Expression of neurotransmitter-activated channels in human induced pluripotent stem cell (hiPSC) differentiated neurons. (A): Representative examples of ionic currents induced by application of 1 mM GABA, 1 mM glycine, or 100 μM ACh in differentiated hiPSCs. Whole-cell recordings with intracellular solution containing 20 mM Cl⁻ at holding potential 0 mV (for GABA and glycine) and at −40 mV for ACh. Bars above traces indicate the time of agonist application. (B): Current-voltage relationship of the GABA-evoked inward current. Example (top) of superimposed traces of GABA-evoked currents at different potentials.
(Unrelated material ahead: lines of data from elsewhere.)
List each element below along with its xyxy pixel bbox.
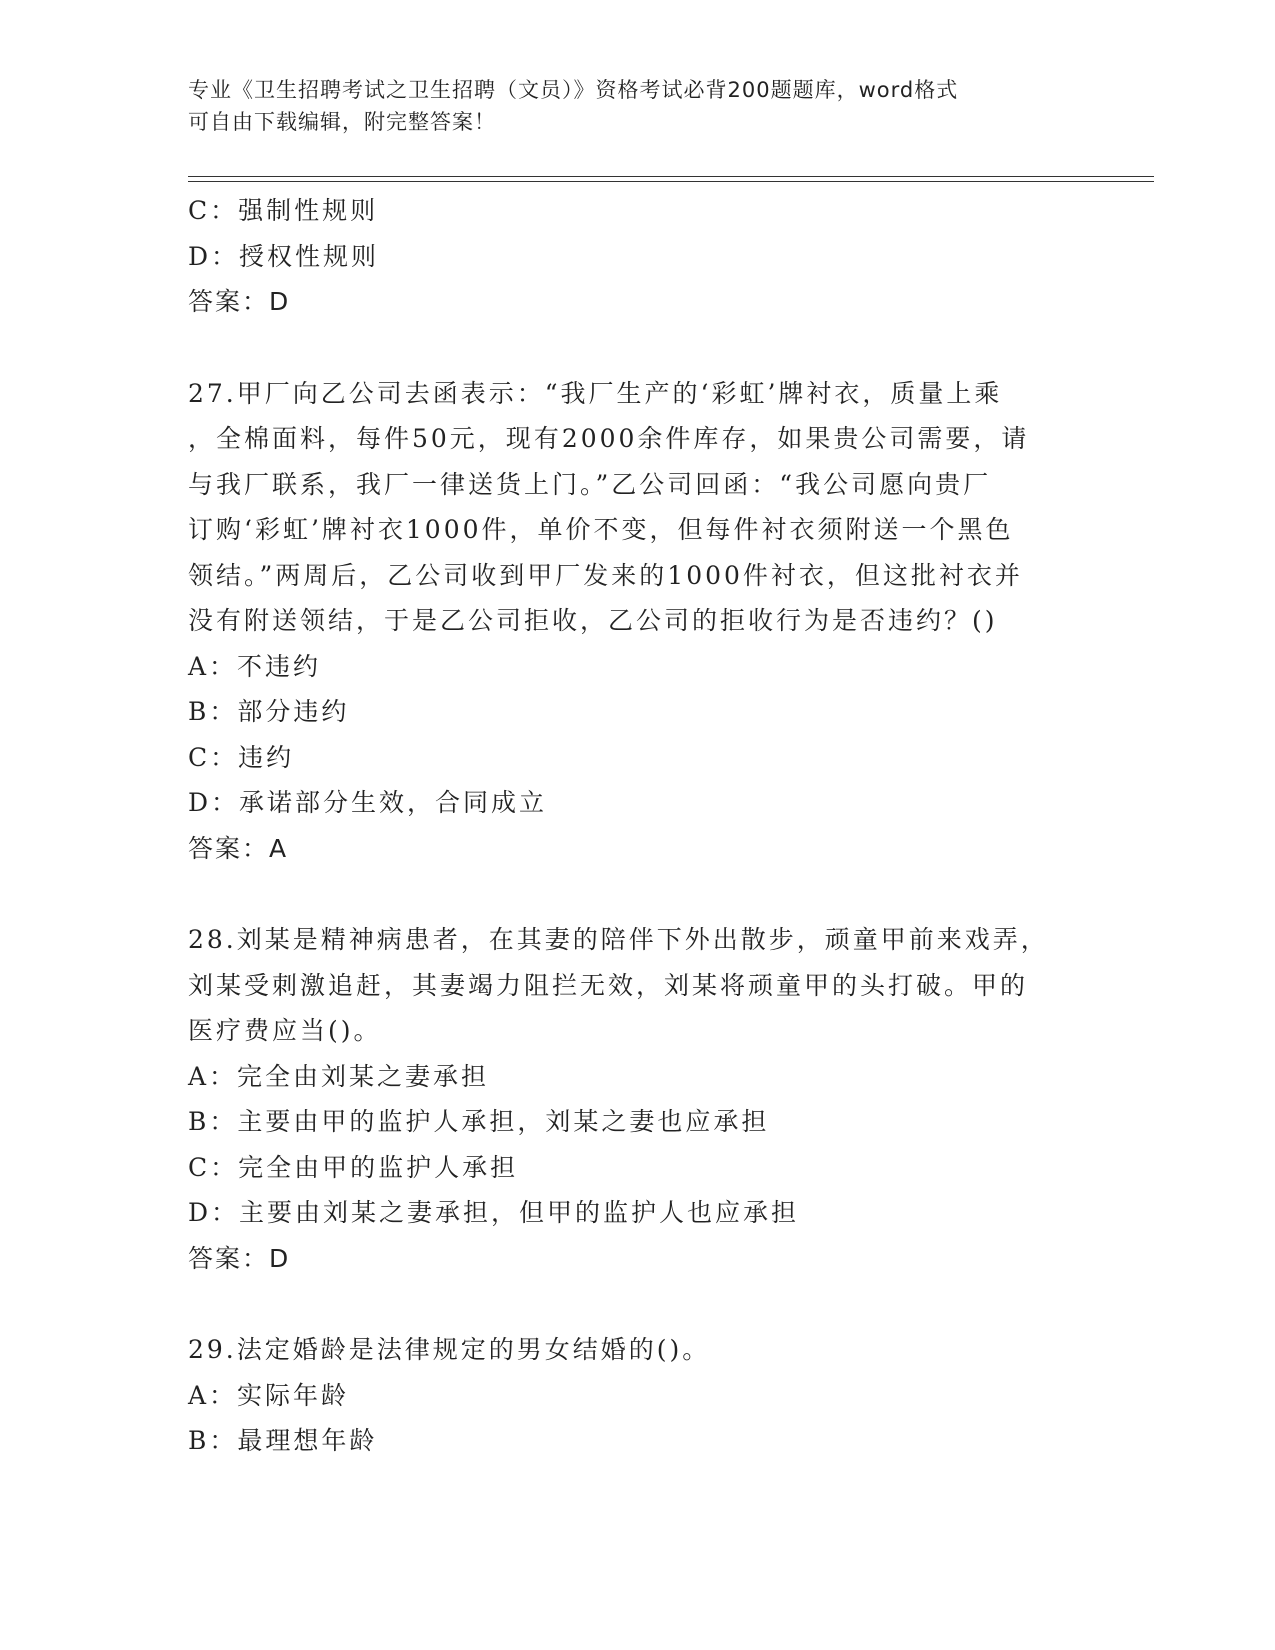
answer-line: 答案：D [188, 1243, 291, 1273]
option-a: A：实际年龄 [188, 1380, 350, 1410]
question-29 [188, 1327, 1088, 1464]
spacer [188, 1281, 1088, 1327]
question-text-line: 医疗费应当()。 [188, 1016, 382, 1045]
option-c: C：强制性规则 [188, 196, 379, 225]
header-line-1: 专业《卫生招聘考试之卫生招聘（文员）》资格考试必背200题题库，word格式 [188, 78, 959, 102]
question-text-line: 与我厂联系，我厂一律送货上门。”乙公司回函：“我公司愿向贵厂 [188, 469, 992, 499]
header-divider-bottom [188, 181, 1154, 182]
spacer [188, 325, 1088, 371]
question-text-line: 29.法定婚龄是法律规定的男女结婚的()。 [188, 1335, 711, 1364]
question-text-line: 27.甲厂向乙公司去函表示：“我厂生产的‘彩虹’牌衬衣，质量上乘 [188, 378, 1003, 408]
answer-line: 答案：D [188, 287, 291, 316]
question-text-line: 没有附送领结，于是乙公司拒收，乙公司的拒收行为是否违约？() [188, 606, 998, 635]
question-27 [188, 371, 1088, 872]
question-text-line: 订购‘彩虹’牌衬衣1000件，单价不变，但每件衬衣须附送一个黑色 [188, 515, 1014, 544]
question-text-line: ，全棉面料，每件50元，现有2000余件库存，如果贵公司需要，请 [188, 424, 1030, 453]
header-line-2: 可自由下载编辑，附完整答案！ [188, 110, 496, 134]
option-d: D：授权性规则 [188, 241, 380, 271]
question-26-tail [188, 188, 1088, 325]
option-d: D：承诺部分生效，合同成立 [188, 788, 548, 817]
option-c: C：违约 [188, 742, 295, 772]
question-text-line: 领结。”两周后，乙公司收到甲厂发来的1000件衬衣，但这批衬衣并 [188, 560, 1023, 590]
option-d: D：主要由刘某之妻承担，但甲的监护人也应承担 [188, 1198, 800, 1227]
option-b: B：部分违约 [188, 697, 350, 726]
spacer [188, 871, 1088, 917]
option-a: A：不违约 [188, 651, 322, 681]
option-b: B：主要由甲的监护人承担，刘某之妻也应承担 [188, 1107, 770, 1136]
option-b: B：最理想年龄 [188, 1426, 378, 1455]
document-body [188, 188, 1088, 1464]
answer-line: 答案：A [188, 833, 289, 863]
option-c: C：完全由甲的监护人承担 [188, 1152, 519, 1182]
option-a: A：完全由刘某之妻承担 [188, 1061, 490, 1091]
question-28 [188, 917, 1088, 1281]
question-text-line: 28.刘某是精神病患者，在其妻的陪伴下外出散步，顽童甲前来戏弄， [188, 925, 1049, 954]
header-divider-top [188, 176, 1154, 177]
document-header [188, 74, 1088, 138]
question-text-line: 刘某受刺激追赶，其妻竭力阻拦无效，刘某将顽童甲的头打破。甲的 [188, 970, 1029, 1000]
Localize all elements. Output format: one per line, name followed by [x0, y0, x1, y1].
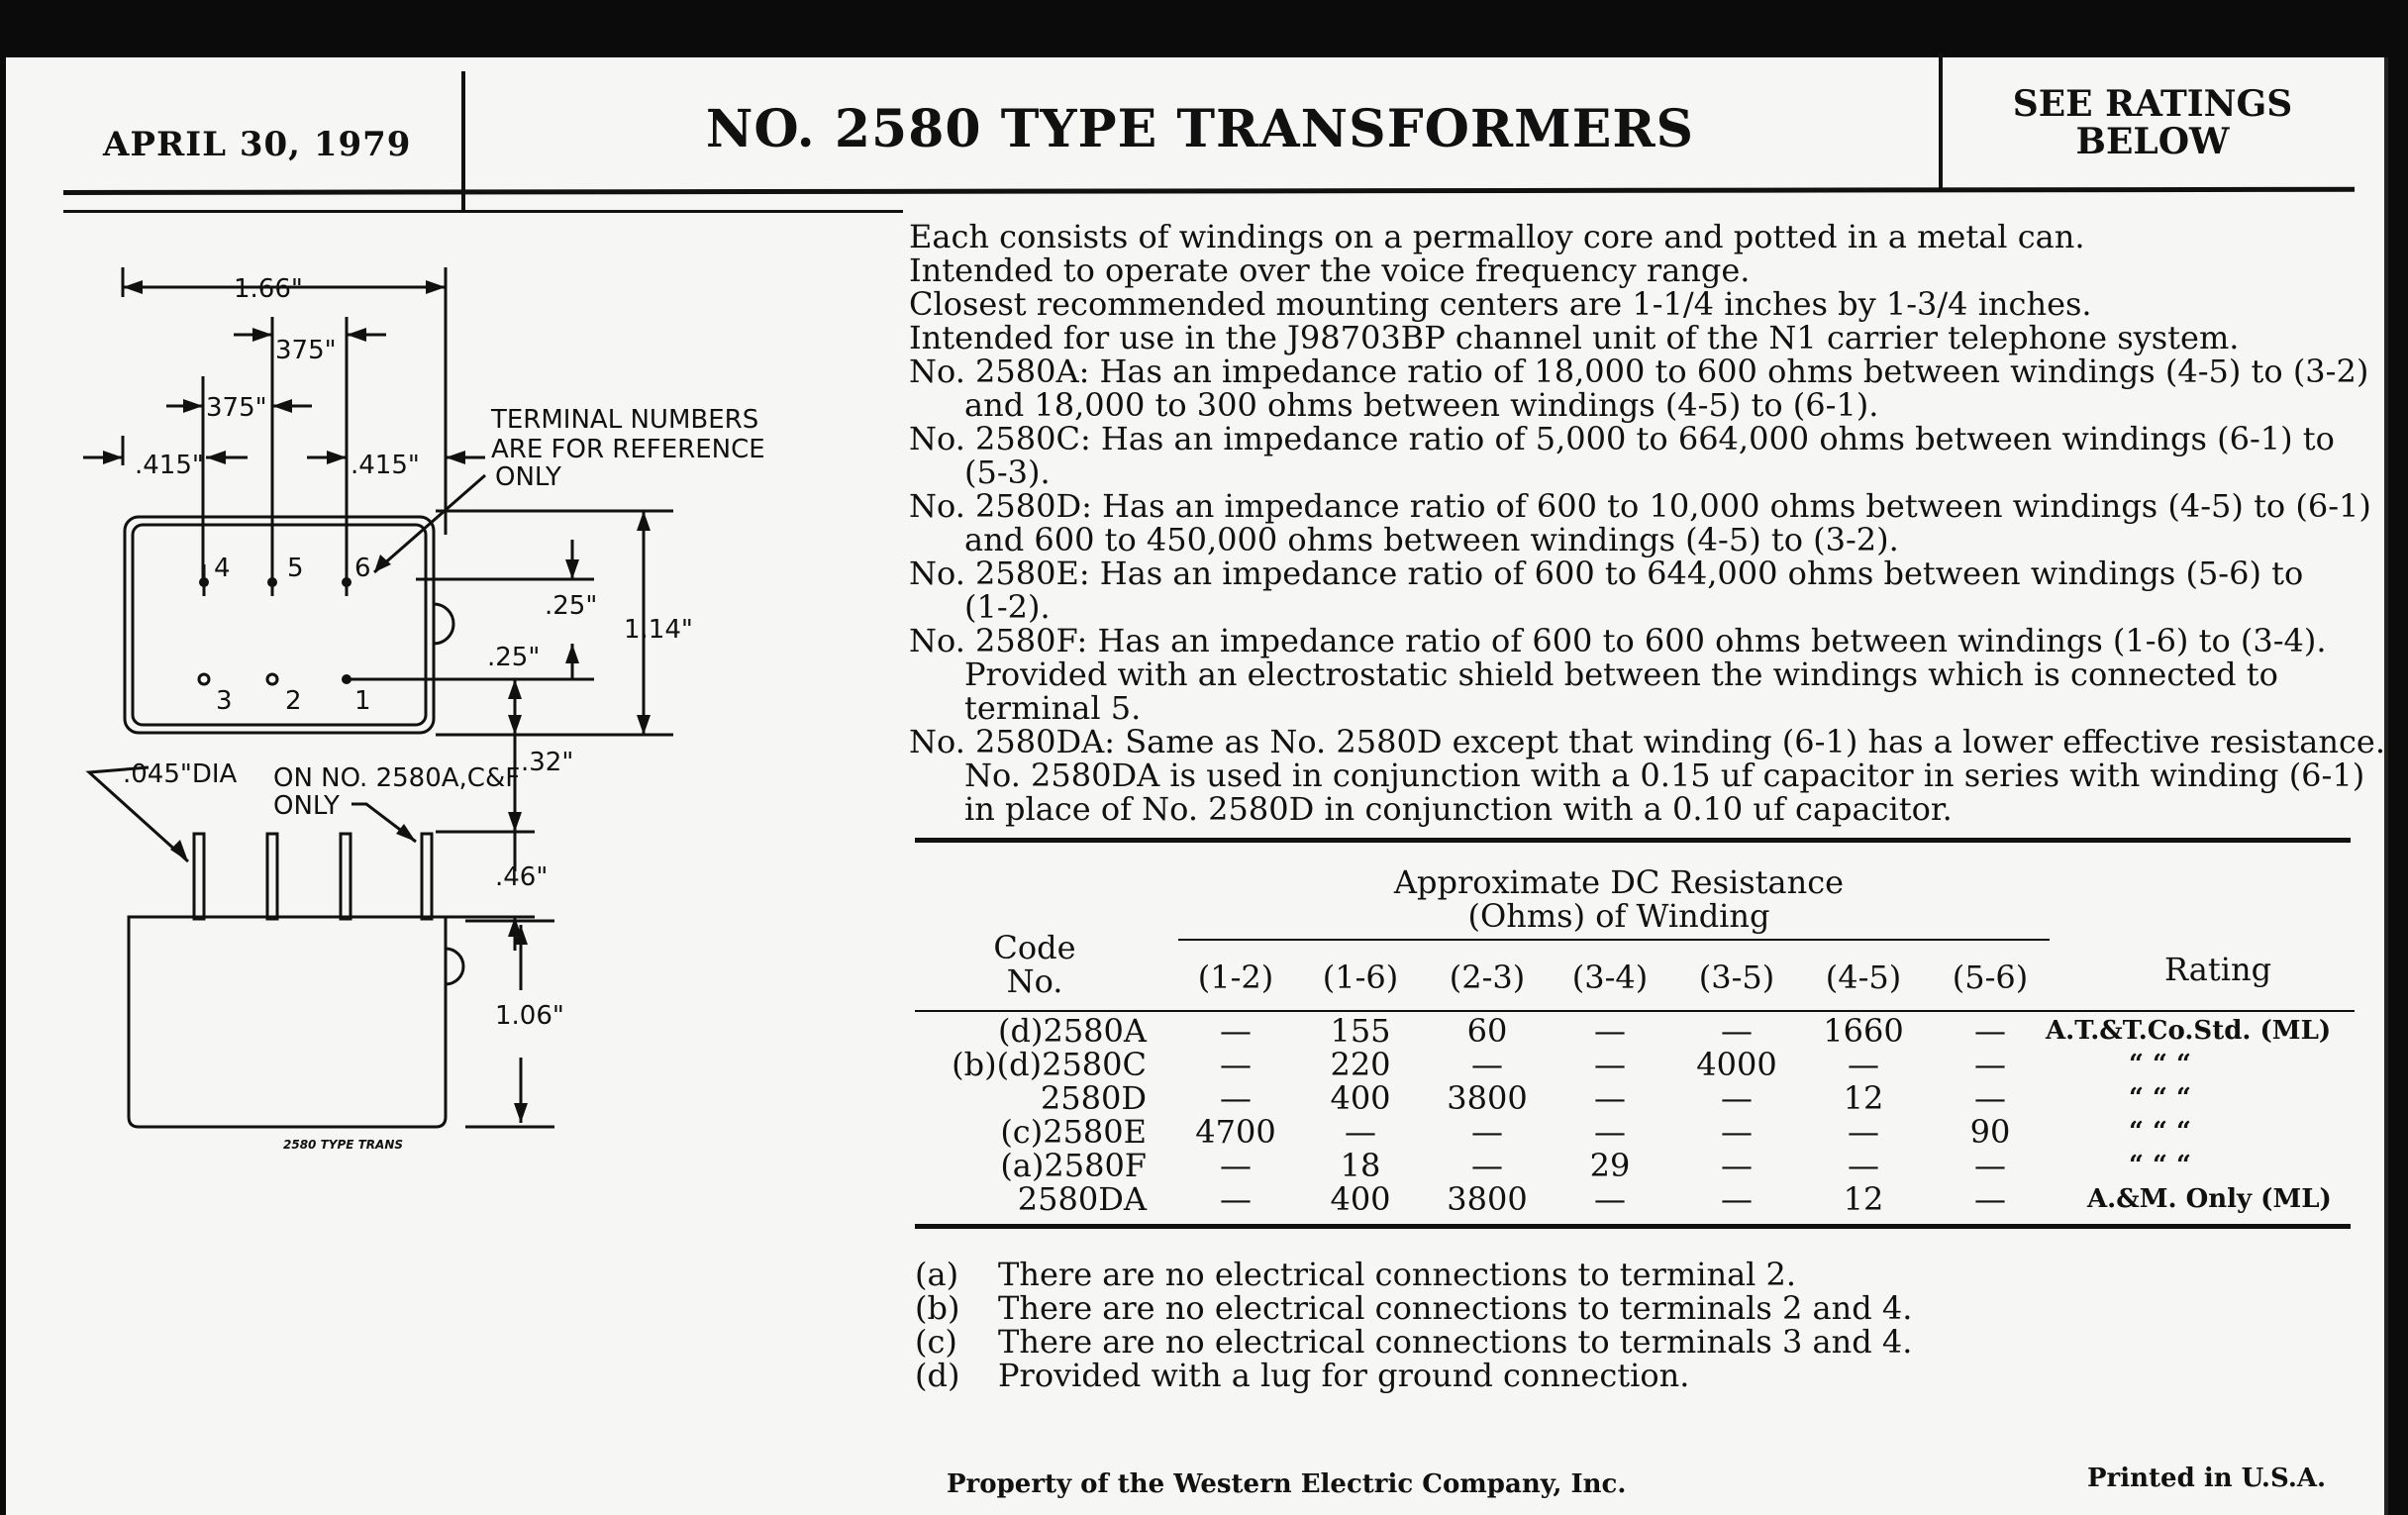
footnote-a: [915, 1258, 1912, 1291]
desc-line: Intended to operate over the voice frequency range.: [909, 252, 1751, 289]
footer-property-note: Property of the Western Electric Company, Inc.: [947, 1469, 1627, 1499]
pin-diameter-label: .045"DIA: [123, 759, 238, 789]
table-cell: —: [1220, 1147, 1252, 1184]
footnote-text: There are no electrical connections to terminal 2.: [998, 1256, 1797, 1293]
terminal-3-label: 3: [216, 686, 233, 716]
table-cell: 3800: [1447, 1079, 1528, 1117]
footer-printed-note: Printed in U.S.A.: [2087, 1464, 2327, 1493]
table-row-code: 2580D: [1040, 1079, 1147, 1117]
desc-2580f-line-2: Provided with an electrostatic shield between the windings which is connected to: [964, 656, 2278, 693]
table-cell: —: [1345, 1113, 1376, 1151]
code-header-line-2: No.: [1006, 962, 1063, 1000]
table-cell: —: [1471, 1113, 1503, 1151]
table-cell: 3800: [1447, 1180, 1528, 1218]
table-cell: 1660: [1823, 1012, 1904, 1050]
resistance-group-header: [1267, 865, 1970, 933]
page-title: NO. 2580 TYPE TRANSFORMERS: [705, 99, 1695, 159]
table-cell: 155: [1330, 1012, 1391, 1050]
desc-line: Each consists of windings on a permalloy core and potted in a metal can.: [909, 218, 2085, 255]
header-date: APRIL 30, 1979: [103, 125, 412, 164]
dim-375-left-label: 375": [206, 393, 267, 423]
column-header: (3-4): [1571, 959, 1649, 996]
table-row-rating: A.T.&T.Co.Std. (ML): [2046, 1016, 2332, 1046]
header-rating-note: [1945, 85, 2360, 160]
desc-2580d-line-2: and 600 to 450,000 ohms between windings (4-5) to (3-2).: [964, 521, 1899, 558]
table-cell: —: [1721, 1079, 1753, 1117]
footnote-text: Provided with a lug for ground connection.: [998, 1357, 1690, 1394]
table-cell: —: [1594, 1012, 1626, 1050]
desc-2580c-line-1: No. 2580C: Has an impedance ratio of 5,000 to 664,000 ohms between windings (6-1) to: [909, 420, 2335, 457]
dim-106-label: 1.06": [495, 1001, 564, 1031]
description-block: [909, 218, 2385, 828]
drawing-caption: 2580 TYPE TRANS: [283, 1138, 404, 1152]
dim-width-label: 1.66": [234, 274, 303, 304]
terminal-note-line-1: TERMINAL NUMBERS: [491, 405, 759, 435]
table-top-rule: [915, 838, 2351, 843]
footnote-d: [915, 1359, 1912, 1392]
terminal-6-label: 6: [354, 554, 371, 583]
column-header: (1-2): [1197, 959, 1274, 996]
column-header: (4-5): [1825, 959, 1902, 996]
footnotes: [915, 1258, 1912, 1392]
dim-375-top-label: 375": [275, 336, 337, 365]
table-cell: —: [1594, 1180, 1626, 1218]
dim-25-b-label: .25": [487, 643, 541, 672]
terminal-5-label: 5: [287, 554, 304, 583]
header-divider-right: [1939, 53, 1943, 192]
table-cell: 400: [1330, 1079, 1391, 1117]
table-cell: —: [1594, 1046, 1626, 1083]
terminal-1-label: 1: [354, 686, 371, 716]
footnote-c: [915, 1325, 1912, 1359]
desc-2580e-line-2: (1-2).: [964, 588, 1051, 626]
table-cell: 12: [1843, 1180, 1884, 1218]
desc-line: Closest recommended mounting centers are 1-1/4 inches by 1-3/4 inches.: [909, 285, 2092, 323]
resistance-header-line-1: Approximate DC Resistance: [1393, 863, 1845, 901]
table-cell: —: [1721, 1147, 1753, 1184]
table-row-rating: “ “ “: [2129, 1151, 2191, 1180]
header-rating-line-2: BELOW: [2075, 121, 2230, 162]
dim-415-right-label: .415": [351, 451, 420, 480]
table-cell: —: [1721, 1113, 1753, 1151]
table-bottom-rule: [915, 1224, 2351, 1229]
footnote-tag: (a): [915, 1256, 959, 1293]
table-row-rating: “ “ “: [2129, 1083, 2191, 1113]
table-cell: —: [1974, 1079, 2006, 1117]
desc-line: Intended for use in the J98703BP channel unit of the N1 carrier telephone system.: [909, 319, 2240, 356]
table-cell: —: [1848, 1147, 1879, 1184]
transformer-outline-drawing: [59, 248, 832, 1178]
resistance-header-line-2: (Ohms) of Winding: [1467, 897, 1770, 935]
table-row-code: 2580DA: [1017, 1180, 1147, 1218]
footnote-tag: (c): [915, 1323, 957, 1361]
table-row-code: (d)2580A: [998, 1012, 1147, 1050]
table-cell: 29: [1589, 1147, 1631, 1184]
header-rating-line-1: SEE RATINGS: [2012, 83, 2293, 125]
dim-415-left-label: .415": [135, 451, 204, 480]
table-cell: —: [1594, 1113, 1626, 1151]
table-cell: —: [1974, 1180, 2006, 1218]
column-header: (2-3): [1449, 959, 1526, 996]
code-header: [980, 931, 1089, 998]
table-cell: —: [1220, 1180, 1252, 1218]
table-cell: 12: [1843, 1079, 1884, 1117]
terminal-note-line-3: ONLY: [495, 462, 561, 492]
column-header: (1-6): [1322, 959, 1399, 996]
table-cell: —: [1721, 1012, 1753, 1050]
footnote-b: [915, 1291, 1912, 1325]
pin-note-line-2: ONLY: [273, 791, 340, 821]
footnote-tag: (b): [915, 1289, 960, 1327]
dim-114-label: 1.14": [624, 615, 693, 645]
table-cell: —: [1974, 1012, 2006, 1050]
desc-2580a-line-2: and 18,000 to 300 ohms between windings (4-5) to (6-1).: [964, 386, 1879, 424]
drawing-top-rule: [63, 210, 903, 213]
table-cell: 400: [1330, 1180, 1391, 1218]
table-cell: —: [1848, 1046, 1879, 1083]
table-row-code: (a)2580F: [1000, 1147, 1147, 1184]
table-cell: 60: [1466, 1012, 1508, 1050]
desc-2580f-line-1: No. 2580F: Has an impedance ratio of 600 to 600 ohms between windings (1-6) to (3-4).: [909, 622, 2327, 659]
rating-header: Rating: [2163, 951, 2272, 988]
terminal-note-line-2: ARE FOR REFERENCE: [491, 435, 765, 464]
dim-32-label: .32": [521, 748, 574, 777]
desc-2580da-line-3: in place of No. 2580D in conjunction with a 0.10 uf capacitor.: [964, 790, 1953, 828]
desc-2580da-line-2: No. 2580DA is used in conjunction with a 0.15 uf capacitor in series with winding (6-1): [964, 757, 2365, 794]
column-header: (5-6): [1952, 959, 2029, 996]
table-cell: —: [1220, 1046, 1252, 1083]
footnote-tag: (d): [915, 1357, 960, 1394]
table-row-code: (b)(d)2580C: [952, 1046, 1147, 1083]
table-cell: —: [1471, 1046, 1503, 1083]
table-cell: 4000: [1696, 1046, 1777, 1083]
desc-2580d-line-1: No. 2580D: Has an impedance ratio of 600 to 10,000 ohms between windings (4-5) to (6-1): [909, 487, 2371, 525]
table-cell: 4700: [1195, 1113, 1276, 1151]
dim-46-label: .46": [495, 862, 549, 892]
table-cell: —: [1471, 1147, 1503, 1184]
footnote-text: There are no electrical connections to terminals 3 and 4.: [998, 1323, 1913, 1361]
desc-2580da-line-1: No. 2580DA: Same as No. 2580D except that winding (6-1) has a lower effective resistance.: [909, 723, 2385, 760]
dim-25-a-label: .25": [545, 591, 598, 621]
table-cell: —: [1594, 1079, 1626, 1117]
column-header: (3-5): [1698, 959, 1775, 996]
terminal-4-label: 4: [214, 554, 231, 583]
table-cell: 90: [1969, 1113, 2011, 1151]
table-cell: 18: [1340, 1147, 1381, 1184]
table-cell: —: [1220, 1012, 1252, 1050]
table-cell: —: [1974, 1147, 2006, 1184]
desc-2580a-line-1: No. 2580A: Has an impedance ratio of 18,000 to 600 ohms between windings (4-5) to (3-2): [909, 353, 2369, 390]
table-cell: —: [1974, 1046, 2006, 1083]
table-row-rating: “ “ “: [2129, 1050, 2191, 1079]
table-cell: —: [1848, 1113, 1879, 1151]
terminal-2-label: 2: [285, 686, 302, 716]
table-cell: —: [1220, 1079, 1252, 1117]
desc-2580f-line-3: terminal 5.: [964, 689, 1142, 727]
table-cell: —: [1721, 1180, 1753, 1218]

Reversal potential was approximately −50 mV, as predicted from Nernst equation for intracellular solution containing 20 mM KCl. (C): Dose-response dependency and superimposed traces (insert) of whole-cell currents induced by rapid application of different concentration of GABA. Recording at 0 mV. Abbreviations: ACh, acetylcholine; EC₅₀, half maximal effective concentration; s, seconds.